Economic Fallacy V: Can CPI measure Deflation?

In a recent post Woodford warns of deflation threat as CPI drops to 3% CrisisMaven found another instance of the widespread belief that not only sinking prices (misspelt “deflation”) are harmful as they cause buyers “to strike” but that the housing market has “deflated”.

(See statistical material in our References section!)
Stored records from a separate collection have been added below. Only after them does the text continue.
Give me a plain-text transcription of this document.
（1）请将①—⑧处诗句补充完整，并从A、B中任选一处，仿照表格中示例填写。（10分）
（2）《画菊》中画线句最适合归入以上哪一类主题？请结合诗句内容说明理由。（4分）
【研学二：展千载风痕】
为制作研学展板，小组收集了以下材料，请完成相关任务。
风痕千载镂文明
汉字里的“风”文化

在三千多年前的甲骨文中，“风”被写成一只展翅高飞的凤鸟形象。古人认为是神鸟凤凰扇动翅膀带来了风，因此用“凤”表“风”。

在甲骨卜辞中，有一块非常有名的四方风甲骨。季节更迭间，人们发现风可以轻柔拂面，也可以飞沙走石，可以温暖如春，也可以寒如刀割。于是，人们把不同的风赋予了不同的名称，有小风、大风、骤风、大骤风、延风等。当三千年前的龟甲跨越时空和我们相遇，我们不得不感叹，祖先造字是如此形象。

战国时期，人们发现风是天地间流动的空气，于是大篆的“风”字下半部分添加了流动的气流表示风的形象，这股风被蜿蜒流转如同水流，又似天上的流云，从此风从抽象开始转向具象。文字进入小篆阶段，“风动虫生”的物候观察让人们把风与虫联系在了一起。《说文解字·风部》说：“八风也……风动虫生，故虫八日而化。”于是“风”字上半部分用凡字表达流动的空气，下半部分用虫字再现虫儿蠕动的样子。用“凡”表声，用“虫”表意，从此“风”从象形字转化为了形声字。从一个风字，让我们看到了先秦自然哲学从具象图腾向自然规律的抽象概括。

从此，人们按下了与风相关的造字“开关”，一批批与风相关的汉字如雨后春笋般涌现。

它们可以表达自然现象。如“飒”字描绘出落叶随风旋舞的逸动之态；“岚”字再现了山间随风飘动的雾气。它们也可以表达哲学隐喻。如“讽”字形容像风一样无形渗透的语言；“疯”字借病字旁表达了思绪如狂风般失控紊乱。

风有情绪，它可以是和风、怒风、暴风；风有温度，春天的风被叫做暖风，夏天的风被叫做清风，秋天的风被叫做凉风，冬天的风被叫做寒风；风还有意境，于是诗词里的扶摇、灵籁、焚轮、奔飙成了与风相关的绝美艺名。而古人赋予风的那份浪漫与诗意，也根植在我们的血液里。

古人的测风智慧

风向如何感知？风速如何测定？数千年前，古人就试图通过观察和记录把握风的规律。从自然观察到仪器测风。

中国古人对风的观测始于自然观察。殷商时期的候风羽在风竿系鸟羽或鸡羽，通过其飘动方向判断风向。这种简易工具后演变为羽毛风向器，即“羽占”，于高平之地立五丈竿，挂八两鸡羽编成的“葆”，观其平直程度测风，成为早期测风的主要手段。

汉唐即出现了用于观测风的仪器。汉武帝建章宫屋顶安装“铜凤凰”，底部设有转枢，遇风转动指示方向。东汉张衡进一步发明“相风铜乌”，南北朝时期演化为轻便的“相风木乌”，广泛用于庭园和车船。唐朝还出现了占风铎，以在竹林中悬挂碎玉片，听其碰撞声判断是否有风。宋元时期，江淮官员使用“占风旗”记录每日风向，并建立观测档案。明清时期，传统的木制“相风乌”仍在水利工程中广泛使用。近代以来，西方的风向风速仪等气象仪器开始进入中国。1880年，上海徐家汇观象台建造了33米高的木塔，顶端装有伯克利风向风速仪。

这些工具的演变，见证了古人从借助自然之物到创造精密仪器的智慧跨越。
Of course, metaphorically speaking, real estate markets all over the world with the notable exception of the housing and commercial property markets in systemically superior China which allegedly unfairly profits from an undervalued currency have seen their unsustainable bubbles pricked, which, when it happens to your inflatable Gym ball, is called “deflation”.
However, CrisisMaven thinks there is a dangerous misconception underlying all these “received wisdoms” about “deflation” in the sense of “falling prices are always bad as they cause more harm than rising prices”.
Unsuitable analogies aside (“rising temperatures lead to the body healing, falling temperatures mean you’re actually dead”, as rigor mortis begins to set in to explain the dangers of deflation or “like blood volume grows in infants so must the money amount in economies when they grow” etc.) we need to ask ourselves

What has become of the venerable law of supply and demand?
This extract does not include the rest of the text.